Lotsofsnacks · 11/10/2025 21:45

Why on gods earth does he not wash hands after having a poo? Is he using loo paper to wipe, does the lump affect wiping properly, but why is it going on his hands??? This would send me running for the hills, shitty fingerprints on walls!! OP u need a medal xx

CoastalCalm · 11/10/2025 21:45

It is absolutely unacceptable that he won’t wash his hands before we even get onto the other stuff - I’m so sorry you’re going through this , can you advocate on his behalf with the specialists ? I know it’s not your job but surgery may at least improve the situation - is he still very overweight ?

Greenwitchart · 11/10/2025 21:45

Leave and divorce this man OP. You and your animals will be better off.

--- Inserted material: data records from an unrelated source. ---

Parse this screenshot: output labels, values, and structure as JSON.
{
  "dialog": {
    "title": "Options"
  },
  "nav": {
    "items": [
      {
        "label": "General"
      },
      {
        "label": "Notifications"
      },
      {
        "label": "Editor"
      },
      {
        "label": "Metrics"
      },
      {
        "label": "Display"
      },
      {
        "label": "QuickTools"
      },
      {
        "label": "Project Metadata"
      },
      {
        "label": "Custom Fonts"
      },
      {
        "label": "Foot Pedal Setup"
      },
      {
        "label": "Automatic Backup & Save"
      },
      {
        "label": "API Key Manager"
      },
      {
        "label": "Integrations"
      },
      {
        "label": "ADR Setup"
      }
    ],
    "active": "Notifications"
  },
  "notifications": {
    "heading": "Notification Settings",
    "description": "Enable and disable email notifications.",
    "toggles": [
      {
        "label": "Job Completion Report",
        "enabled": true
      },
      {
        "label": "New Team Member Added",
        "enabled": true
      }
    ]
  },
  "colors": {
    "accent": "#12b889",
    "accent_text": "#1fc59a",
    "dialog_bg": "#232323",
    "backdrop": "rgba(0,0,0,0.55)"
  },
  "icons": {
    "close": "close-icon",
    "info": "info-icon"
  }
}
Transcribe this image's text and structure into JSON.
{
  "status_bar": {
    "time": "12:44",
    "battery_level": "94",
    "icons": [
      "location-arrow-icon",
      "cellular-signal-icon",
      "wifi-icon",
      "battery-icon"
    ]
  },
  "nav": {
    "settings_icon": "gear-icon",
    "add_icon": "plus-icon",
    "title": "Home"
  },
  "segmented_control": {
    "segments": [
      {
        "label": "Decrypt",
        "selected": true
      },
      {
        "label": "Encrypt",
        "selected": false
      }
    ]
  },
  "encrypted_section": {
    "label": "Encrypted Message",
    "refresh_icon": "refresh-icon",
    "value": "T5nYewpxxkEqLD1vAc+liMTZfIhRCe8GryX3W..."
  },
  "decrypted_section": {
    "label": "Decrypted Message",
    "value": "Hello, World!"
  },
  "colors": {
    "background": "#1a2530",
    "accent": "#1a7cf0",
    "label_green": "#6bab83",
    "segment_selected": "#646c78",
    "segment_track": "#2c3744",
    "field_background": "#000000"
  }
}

Autumn1990 · 11/10/2025 21:46

If you withdraw your care he will either get up and get on with it or he will go downhill fast and end up in a care home. So I don’t think you’ve got anything to lose withdrawing your care. If anyone asks tell them it’s too hard with your disabilities. They can’t argue with that

EternallyNapTrapped · 11/10/2025 21:48

This is one of the worst things I've read on here. When was the last time he contributed anything at all positive to your life, OP? You get one shot at life on this earth and you're wasting yours tethered to this absolutely vile specimen.
I've known many chronically unwell and disabled people, and have cared for a few. None of them have been as contemptuous and selfish as this person. He has no respect for you. Please leave.

GoldBalonz · 11/10/2025 21:48

PhuckTrump · 11/10/2025 20:27

You lost me at shitty fingerprints all over the house. LTB.

Fucking too right. The stinking, dirty, disgusting pig.

LousyGolfer · 11/10/2025 21:48

Let me guess- you’re not married and, apart from the shared house, he has savings or assets that will go to someone else when he dies? At that point, you’ll get nada except the realisation that your effort in caring hasn’t eroded someone else’s inheritance.

PermanentTemporary · 11/10/2025 21:50

It sounds really aggressive. Covering your home in shit.

So it’s a pannus. So what - where’s the surgical plan?? This is insane, Kafkaesque. I’d feel like sending pissy cloths to the surgical team until somebody DID SOMETHING. (Don’t do this).

Give him the phone and move to the cabin. Something might happen if you walk out.

How did the nurses manage in hospital? Did he have a Conveen? Why doesn’t he have one now?